PAX7 functions as a marker for a rare subset of spermatogonial stem cells, specifically a sub set of A_{single} spermatogonia. These PAX7^{+} spermatogonia are rare in adult testis but are much more prevalent in newborns, making up 28% of germ cells in neonate testis. Unlike PAX7^{+} muscle satellite cells, PAX7^{+} spermatogonia rapidly proliferate and are not quiescent. PAX7^{+} spermatogonia are able to give rise to all stages of spermatogenesis and produce motile sperm. However, PAX7 is not required for spermatogenesis, as mice without PAX7^{+} spermatogonia show no deficits in fertility.

PAX7 may also function in the recovery in spermatogenesis. Unlike other spermatogonia, PAX7^{+} spermatogonia are resistant to radiation and chemotherapy. The surviving PAX7^{+} spermatogonia are able to increase in number following these therapies and differentiate into the other forms of spermatogonia that did not survive. Additionally, mice lacking PAX7 had delayed recovery of spermatogenesis following exposure to busulfan when compared to control mice.
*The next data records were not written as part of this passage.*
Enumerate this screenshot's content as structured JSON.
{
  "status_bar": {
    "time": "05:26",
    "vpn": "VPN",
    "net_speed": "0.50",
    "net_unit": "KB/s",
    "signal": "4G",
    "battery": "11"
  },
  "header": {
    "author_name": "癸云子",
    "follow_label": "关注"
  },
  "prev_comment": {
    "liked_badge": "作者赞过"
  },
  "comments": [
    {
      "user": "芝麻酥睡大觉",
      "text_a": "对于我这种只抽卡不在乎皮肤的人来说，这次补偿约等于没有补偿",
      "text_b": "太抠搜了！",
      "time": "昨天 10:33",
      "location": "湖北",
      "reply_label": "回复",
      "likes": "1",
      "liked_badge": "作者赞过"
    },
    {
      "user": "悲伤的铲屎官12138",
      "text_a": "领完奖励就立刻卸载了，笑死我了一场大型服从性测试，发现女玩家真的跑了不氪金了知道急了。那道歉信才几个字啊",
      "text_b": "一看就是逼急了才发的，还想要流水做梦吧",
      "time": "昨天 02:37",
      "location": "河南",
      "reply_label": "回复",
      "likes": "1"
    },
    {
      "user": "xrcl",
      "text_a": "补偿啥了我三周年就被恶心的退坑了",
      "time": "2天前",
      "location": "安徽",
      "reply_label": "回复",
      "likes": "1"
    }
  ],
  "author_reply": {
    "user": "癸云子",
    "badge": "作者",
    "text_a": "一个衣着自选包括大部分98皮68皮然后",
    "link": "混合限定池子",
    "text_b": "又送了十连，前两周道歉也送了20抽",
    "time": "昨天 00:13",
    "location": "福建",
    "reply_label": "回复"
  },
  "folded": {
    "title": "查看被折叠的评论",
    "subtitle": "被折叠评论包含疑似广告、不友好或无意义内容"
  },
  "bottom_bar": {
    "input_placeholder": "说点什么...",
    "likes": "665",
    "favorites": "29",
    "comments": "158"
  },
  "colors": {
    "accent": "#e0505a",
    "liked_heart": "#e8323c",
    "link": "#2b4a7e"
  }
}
== Clinical significance ==
Pax proteins play critical roles during fetal development and cancer growth. The specific function of the paired box gene 7 is unknown but speculated to involve tumor suppression since fusion of this gene with a forkhead domain family member has been associated with alveolar rhabdomyosarcoma. Alternative splicing in this gene has produced two known products but the biological significance of the variants is unknown. Animal studies show that mutant mice have malformation of maxilla and the nose.